The biggest thing I hope all divorcing women learn after their divorce is… that the adultery, neglect, abandonment, rejection, covert abuse, gaslighting, and manipulation happened to you… but not because of anything that you (or I) had done to deserve it or cause it. I had to learn this too and so glad that I did. I couldn’t fix (or cure) it… because I didn’t create the disease that destroyed my marriage; I had to give up trying to keep or even save my husband from himself.
God knew it needed to end long before I could come to that same conclusion. I believe my divorce was part of the bigger picture that is my life; a puzzle that I’ve been putting together piece by piece. Only God can see the completed masterpiece, but I can trust that each piece happened at just the right time for a divine purpose.

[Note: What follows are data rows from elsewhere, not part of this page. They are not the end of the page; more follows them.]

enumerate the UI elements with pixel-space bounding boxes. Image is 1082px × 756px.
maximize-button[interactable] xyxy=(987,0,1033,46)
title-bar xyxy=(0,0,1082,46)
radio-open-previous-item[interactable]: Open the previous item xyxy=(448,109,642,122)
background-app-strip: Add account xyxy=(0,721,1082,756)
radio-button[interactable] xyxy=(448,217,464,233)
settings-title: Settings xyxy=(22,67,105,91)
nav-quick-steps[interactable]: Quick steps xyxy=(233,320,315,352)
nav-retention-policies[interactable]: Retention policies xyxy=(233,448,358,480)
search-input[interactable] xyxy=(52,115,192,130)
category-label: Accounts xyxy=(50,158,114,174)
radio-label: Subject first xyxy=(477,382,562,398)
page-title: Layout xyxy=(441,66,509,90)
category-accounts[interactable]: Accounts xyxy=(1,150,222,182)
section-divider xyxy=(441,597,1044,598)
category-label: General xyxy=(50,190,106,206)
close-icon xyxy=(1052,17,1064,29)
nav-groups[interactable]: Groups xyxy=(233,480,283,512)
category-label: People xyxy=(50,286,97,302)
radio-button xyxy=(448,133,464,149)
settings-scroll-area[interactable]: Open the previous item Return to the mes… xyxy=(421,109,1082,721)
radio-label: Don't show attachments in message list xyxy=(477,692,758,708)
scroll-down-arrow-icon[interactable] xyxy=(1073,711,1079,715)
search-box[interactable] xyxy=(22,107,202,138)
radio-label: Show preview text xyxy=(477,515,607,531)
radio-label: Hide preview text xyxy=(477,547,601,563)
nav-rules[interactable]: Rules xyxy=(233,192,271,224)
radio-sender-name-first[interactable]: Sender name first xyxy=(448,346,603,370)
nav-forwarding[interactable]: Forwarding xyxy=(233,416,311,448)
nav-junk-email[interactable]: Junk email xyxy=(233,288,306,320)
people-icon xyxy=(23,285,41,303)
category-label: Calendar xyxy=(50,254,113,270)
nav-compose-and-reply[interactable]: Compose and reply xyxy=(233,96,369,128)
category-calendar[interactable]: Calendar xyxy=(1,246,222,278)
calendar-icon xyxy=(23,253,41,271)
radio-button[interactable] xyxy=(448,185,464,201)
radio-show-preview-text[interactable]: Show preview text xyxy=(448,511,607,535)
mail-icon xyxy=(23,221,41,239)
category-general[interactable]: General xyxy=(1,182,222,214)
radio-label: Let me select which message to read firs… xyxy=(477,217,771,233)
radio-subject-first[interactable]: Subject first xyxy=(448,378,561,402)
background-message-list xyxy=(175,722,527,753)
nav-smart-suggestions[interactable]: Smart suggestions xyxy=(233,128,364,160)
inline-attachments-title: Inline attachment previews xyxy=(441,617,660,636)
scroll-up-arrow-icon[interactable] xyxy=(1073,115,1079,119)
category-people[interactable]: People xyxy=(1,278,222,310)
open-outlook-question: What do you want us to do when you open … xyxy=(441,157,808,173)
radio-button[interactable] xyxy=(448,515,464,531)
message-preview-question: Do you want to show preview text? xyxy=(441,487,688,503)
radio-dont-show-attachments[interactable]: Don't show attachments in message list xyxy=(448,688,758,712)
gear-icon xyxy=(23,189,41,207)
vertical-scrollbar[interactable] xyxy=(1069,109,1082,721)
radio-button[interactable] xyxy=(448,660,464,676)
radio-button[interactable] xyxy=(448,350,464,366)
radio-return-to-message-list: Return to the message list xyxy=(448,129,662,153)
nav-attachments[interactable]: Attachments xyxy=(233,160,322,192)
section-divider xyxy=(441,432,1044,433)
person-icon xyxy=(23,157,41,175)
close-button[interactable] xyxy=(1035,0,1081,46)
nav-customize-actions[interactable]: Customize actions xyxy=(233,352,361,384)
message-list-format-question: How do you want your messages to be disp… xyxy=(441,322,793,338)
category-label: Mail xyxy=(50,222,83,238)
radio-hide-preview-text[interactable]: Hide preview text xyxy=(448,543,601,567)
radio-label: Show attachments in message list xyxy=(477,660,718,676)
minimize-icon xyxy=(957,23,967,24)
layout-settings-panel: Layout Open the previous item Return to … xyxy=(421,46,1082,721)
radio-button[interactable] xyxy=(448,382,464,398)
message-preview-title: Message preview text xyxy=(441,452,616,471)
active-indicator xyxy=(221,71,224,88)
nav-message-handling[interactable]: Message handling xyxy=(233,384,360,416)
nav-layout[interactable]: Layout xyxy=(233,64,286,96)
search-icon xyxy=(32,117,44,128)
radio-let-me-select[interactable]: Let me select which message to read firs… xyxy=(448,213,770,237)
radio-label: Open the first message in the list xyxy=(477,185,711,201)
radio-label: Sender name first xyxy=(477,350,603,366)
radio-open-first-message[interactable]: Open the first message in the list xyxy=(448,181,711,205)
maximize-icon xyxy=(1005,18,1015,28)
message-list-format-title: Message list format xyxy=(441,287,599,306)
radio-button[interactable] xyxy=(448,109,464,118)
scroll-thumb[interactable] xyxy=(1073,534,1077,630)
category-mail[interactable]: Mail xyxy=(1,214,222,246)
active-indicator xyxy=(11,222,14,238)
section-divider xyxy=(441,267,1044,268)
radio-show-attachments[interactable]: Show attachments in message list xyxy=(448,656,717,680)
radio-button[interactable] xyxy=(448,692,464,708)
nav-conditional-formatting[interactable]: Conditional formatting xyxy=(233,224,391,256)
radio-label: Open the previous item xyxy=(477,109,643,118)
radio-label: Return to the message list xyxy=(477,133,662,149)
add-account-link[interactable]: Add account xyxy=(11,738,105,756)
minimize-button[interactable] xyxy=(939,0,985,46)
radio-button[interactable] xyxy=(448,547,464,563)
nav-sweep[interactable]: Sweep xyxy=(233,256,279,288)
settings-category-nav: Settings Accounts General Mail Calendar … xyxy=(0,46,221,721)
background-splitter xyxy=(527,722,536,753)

Lastly, I learned so much from my toxic marriage and other relationships through my healing after the divorce. I learned so much about myself too. It opened my eyes to the legalism and patriarchy I was buying into. The divorce and rejection wound opened me up to all the diseases that were infecting my heart, mind, and soul. I needed to dig all of that out to make room for grace, mercy, forgiveness, and peace.
“Direct my footsteps according to your word; let no sin rule over me. Redeem me from human oppression, that I may obey your precepts. Make your face shine on your servant and teach me your decrees.” – Psalm 119:133-135
All of that healing helped me to really understand God’s heart for hurting and abused women. I’m able to share the comfort and the compassion given to me by God (2 Corinthians 1), only after I was able to accept it for myself. I now walked redeemed because I’ve experienced God’s redemption. I carry no shame because I boldly share my story, which takes away shame’s power over me. It’s what God has prepared me for; so I work as a vessel to comfort others to the glory of God.
It’s really all about Him! At one time, I had my husband in that place. Now, I have God right where He belongs… as the Lord of my life.